Subject: RE: Hanoi Jane - any songs?
Joe asked Why do these women engender such intense anger?

Because they are smart, have thought the issues through, and have taken unpopular stances because they let their consciences guide them. More power to them. You might also want to add Vanessa Redgrave to your list. She has been speaking out for the rights of the Palestinians for a long time. I heard an interview with Maude Adams once, who said she'd been warned about bringing up this topic with Redgrave. Despite her better judgement, when they were together on an occasion, she did ask, and was presented with a very organized but rather long discussion of the Palestinian issue. Adams was rather patronizing in her story, said she thanked Redgrave and let the matter rest. Too bad. Redgrave was right, and should have been listened to a long time ago.

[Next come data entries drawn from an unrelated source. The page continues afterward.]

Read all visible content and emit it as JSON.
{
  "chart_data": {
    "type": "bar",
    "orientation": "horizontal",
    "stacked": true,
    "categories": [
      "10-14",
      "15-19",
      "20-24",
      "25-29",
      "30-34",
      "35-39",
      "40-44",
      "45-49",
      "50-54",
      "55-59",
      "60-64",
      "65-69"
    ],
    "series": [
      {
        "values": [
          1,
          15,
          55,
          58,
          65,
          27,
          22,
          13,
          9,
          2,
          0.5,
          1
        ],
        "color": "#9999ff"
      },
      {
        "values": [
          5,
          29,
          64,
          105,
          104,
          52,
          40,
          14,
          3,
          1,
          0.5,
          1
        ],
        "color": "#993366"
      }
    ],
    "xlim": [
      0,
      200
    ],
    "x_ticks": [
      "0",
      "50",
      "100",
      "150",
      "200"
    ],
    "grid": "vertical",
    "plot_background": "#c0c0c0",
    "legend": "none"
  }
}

The emotional tide that accompanied Jane's trip to Hanoi is a huge knee-jerk reaction by people unwilling to give her the right to speak her mind. What is it about beautiful, smart, and talented women that makes them such a target when they speak from the head and the heart simultaneously? If she weren't a U.S. Citizen politicians might have managed to have her deported (a la Emma Goldman, who promoted birth control in the early twentieth century. Margaret Sanger did the same work, and also had difficulties because her promotion of birth control was so unpopular, but like Fonda, was born here so had to be left in a certain amount of peace).

I think, personally, that when a high-profile celebrity like Fonda steps forward, she puts to question the fundamental issues in a way that grass-roots protests were unable to. And those who were fighting in Vietnam were forced to ask themselves "is she right?" and then to defend their own positions. Sometimes people who are in ambiguous positions to begin with are the ones who fight the harder to suppress opposition, in order to salve their own conscience, to make it feel right that they're doing what they're doing. Freud probably has some good terms to describe this. Or Foucault.

Hindsight doesn't make those pro-war advocates and the soldiers fighting it feel any better, but perhaps coupled with time, it at least allows people to see what Jane was getting at.